16-Jährigem Gesicht aufgeschnitten: Das war der Grund

Ein jugendlicher Syrer griff am Mittwoch einen 16-Jährigen an einer Straßenbahnstation an. (Symbolbild)
Ein jugendlicher Syrer griff am Mittwoch einen 16-Jährigen an einer Straßenbahnstation an. (Symbolbild)  © dpa/123RF

Cottbus - Am Mittwoch kam es erneut an einem Cottbuser Einkaufszentrum zu einem Messerangriff. Diesmal wurde ein 16-Jähriger im Gesicht verletzt, doch erst wenige Tage zuvor wurde ein Ehepaar Opfer einer ähnlichen Attacke (TAG24 berichtete).

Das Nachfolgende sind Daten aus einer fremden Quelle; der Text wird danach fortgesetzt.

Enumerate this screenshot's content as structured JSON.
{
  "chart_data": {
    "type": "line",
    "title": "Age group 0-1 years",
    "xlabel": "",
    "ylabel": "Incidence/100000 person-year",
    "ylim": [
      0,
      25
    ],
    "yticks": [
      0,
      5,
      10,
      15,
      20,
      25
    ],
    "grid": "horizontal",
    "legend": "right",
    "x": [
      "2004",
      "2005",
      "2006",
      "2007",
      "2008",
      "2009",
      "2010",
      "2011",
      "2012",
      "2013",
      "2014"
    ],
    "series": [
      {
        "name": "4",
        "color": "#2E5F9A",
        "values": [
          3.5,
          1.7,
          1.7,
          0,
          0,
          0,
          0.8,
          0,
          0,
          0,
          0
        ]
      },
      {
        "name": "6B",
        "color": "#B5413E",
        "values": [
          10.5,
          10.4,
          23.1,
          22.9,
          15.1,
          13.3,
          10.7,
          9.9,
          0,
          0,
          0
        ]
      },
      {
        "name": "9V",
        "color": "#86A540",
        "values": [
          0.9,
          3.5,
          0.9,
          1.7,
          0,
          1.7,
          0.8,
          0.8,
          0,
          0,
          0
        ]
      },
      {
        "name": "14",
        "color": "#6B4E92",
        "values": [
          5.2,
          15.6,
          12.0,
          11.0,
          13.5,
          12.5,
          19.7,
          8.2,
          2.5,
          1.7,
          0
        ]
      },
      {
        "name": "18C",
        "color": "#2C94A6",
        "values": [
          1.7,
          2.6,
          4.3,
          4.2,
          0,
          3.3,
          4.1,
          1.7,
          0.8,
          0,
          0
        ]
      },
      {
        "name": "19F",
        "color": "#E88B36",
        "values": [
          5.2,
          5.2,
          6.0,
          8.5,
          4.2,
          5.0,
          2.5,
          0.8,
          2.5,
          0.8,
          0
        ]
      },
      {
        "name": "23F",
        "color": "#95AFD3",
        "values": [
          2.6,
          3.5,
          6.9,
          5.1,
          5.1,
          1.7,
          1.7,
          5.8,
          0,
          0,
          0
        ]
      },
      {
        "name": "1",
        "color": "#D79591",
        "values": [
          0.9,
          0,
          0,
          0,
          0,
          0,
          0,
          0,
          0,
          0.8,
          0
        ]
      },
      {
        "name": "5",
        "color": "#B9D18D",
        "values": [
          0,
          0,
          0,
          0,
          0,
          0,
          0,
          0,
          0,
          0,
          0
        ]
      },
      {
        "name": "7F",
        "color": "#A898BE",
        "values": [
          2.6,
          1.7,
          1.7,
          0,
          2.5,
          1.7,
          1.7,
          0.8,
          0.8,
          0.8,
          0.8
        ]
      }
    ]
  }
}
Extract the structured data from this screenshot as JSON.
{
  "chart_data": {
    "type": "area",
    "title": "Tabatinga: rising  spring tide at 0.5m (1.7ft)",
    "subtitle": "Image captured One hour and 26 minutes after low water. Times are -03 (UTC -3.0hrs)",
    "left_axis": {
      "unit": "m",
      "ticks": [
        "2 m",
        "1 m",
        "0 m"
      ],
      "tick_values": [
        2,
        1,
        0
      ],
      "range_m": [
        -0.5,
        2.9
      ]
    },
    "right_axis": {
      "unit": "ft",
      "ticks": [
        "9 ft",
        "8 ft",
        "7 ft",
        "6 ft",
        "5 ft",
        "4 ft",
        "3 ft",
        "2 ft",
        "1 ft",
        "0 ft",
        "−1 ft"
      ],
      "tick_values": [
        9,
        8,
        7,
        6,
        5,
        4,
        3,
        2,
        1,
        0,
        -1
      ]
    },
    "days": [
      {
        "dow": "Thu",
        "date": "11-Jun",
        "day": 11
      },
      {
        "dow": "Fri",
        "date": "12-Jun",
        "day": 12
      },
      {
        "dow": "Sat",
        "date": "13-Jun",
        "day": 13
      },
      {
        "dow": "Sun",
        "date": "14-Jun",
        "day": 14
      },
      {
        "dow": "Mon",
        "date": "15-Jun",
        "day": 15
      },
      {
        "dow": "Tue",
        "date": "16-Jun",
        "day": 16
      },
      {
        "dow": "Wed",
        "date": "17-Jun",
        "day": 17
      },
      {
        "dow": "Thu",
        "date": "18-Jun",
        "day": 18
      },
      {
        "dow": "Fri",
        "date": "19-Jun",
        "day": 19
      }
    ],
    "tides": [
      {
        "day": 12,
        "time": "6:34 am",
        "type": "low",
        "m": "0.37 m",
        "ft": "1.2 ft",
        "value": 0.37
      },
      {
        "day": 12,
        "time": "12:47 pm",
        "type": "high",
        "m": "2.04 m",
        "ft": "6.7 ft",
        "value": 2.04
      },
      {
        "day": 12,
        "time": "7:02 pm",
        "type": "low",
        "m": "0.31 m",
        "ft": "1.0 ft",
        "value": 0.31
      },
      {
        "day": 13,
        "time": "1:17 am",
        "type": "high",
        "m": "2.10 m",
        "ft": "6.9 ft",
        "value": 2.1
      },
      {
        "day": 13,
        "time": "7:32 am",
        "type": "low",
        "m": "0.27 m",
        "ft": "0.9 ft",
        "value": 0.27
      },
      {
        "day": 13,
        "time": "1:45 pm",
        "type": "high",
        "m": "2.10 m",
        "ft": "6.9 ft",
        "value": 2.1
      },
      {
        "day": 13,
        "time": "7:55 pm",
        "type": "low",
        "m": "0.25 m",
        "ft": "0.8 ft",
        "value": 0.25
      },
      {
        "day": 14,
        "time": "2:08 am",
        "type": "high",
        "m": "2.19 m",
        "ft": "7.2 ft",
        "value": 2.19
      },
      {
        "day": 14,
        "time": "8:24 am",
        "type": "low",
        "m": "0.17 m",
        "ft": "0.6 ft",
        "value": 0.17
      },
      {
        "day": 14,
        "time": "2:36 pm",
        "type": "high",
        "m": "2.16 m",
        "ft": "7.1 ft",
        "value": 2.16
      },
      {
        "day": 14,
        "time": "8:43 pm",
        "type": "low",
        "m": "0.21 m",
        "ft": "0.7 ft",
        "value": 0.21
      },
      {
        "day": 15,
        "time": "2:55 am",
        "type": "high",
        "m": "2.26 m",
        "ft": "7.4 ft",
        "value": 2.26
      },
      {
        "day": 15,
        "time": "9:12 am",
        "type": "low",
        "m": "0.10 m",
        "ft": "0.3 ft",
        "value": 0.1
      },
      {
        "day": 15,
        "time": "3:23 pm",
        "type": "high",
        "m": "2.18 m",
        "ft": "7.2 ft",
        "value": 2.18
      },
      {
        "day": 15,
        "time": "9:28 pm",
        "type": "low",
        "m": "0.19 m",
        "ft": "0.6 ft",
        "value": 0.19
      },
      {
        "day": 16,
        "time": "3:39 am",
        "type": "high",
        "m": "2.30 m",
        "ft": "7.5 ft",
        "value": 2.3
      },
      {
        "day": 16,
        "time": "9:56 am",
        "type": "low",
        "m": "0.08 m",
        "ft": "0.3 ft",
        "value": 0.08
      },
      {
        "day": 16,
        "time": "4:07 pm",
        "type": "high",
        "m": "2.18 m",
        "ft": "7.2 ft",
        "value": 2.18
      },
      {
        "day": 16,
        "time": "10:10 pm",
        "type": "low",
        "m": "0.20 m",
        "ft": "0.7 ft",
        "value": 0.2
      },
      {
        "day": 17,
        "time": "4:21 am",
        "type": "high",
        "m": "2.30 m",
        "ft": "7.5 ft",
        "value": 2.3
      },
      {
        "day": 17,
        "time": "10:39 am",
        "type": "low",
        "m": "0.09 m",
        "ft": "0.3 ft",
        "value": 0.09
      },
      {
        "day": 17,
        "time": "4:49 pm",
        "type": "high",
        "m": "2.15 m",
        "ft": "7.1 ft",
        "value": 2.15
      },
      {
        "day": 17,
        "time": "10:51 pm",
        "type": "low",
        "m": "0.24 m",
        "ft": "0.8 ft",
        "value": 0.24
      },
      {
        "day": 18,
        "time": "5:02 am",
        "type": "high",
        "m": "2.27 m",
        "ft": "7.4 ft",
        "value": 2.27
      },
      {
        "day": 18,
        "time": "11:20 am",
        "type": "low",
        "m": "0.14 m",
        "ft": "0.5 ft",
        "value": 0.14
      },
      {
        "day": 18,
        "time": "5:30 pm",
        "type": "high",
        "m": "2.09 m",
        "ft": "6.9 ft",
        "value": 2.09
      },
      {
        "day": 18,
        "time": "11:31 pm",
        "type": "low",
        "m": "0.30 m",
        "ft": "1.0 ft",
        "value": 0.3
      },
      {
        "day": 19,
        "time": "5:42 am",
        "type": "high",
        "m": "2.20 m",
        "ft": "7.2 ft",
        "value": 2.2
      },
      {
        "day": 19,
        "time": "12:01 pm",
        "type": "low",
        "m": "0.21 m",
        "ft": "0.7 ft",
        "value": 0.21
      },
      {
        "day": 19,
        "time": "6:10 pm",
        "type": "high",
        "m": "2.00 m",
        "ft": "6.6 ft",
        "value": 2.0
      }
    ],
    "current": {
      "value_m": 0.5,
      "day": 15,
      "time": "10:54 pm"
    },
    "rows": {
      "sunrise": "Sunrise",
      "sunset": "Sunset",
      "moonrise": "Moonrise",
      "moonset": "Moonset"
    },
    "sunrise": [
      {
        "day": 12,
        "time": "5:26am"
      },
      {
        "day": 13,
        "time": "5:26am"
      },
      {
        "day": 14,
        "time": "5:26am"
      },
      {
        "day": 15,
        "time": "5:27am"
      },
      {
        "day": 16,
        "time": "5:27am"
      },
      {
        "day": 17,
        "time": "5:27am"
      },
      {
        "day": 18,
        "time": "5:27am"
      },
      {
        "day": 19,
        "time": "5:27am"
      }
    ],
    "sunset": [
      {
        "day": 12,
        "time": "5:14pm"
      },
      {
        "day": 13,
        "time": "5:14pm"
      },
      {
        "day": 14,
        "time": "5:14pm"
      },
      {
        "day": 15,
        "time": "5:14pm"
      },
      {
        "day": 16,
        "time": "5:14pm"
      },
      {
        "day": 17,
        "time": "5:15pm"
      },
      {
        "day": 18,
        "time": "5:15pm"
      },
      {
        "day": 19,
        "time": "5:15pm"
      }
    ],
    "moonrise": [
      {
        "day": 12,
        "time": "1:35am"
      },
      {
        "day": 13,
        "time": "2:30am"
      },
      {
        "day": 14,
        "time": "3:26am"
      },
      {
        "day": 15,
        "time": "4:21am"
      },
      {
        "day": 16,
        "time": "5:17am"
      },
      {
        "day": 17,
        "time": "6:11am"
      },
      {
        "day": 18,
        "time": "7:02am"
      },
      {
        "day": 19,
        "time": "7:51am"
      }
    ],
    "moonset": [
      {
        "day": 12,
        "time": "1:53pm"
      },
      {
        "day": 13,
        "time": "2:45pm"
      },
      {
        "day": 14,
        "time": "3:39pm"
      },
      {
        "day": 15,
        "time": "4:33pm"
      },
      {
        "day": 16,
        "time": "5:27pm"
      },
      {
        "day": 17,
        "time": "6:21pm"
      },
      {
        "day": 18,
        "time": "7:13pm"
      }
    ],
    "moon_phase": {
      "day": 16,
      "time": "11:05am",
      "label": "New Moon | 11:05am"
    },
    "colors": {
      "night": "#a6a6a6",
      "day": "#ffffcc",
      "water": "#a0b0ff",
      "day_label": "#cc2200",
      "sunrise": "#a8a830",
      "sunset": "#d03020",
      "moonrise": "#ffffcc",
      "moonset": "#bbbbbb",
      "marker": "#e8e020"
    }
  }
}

Nach ersten Angaben der Polizei sollen zwei syrische Flüchtlinge im Alter von 15 und 16 Jahren den Jugendlichen bedroht und mit dem Messer verletzt haben (TAG24 berichtete).

Laut Informationen der B.Z. erlitt das Opfer neben einem Schnitt an der Hand und einer Stichverletzung am rechten Bein, einen tiefen Schnitt in der linken Wange, der vom Ohr bis zum Kinn gereicht haben soll.

Doch wie konnte es dazu kommen? Wie die Zeitung schreibt, gingen alle Jugendlichen auf dieselbe Schule. Dort soll einer der Angreifer bereits dafür bekannt sein Mädchen respektlos zu behandeln.

Auf eine Mitschülerin soll es der Syrer besonders abgesehen: Er belästige sie sexuell, griff sie körperlich an, nahm ihr das Handy weg und drohte ihr mit dem Tode. Von der Schule soll er deswegen bereits suspendiert worden sein.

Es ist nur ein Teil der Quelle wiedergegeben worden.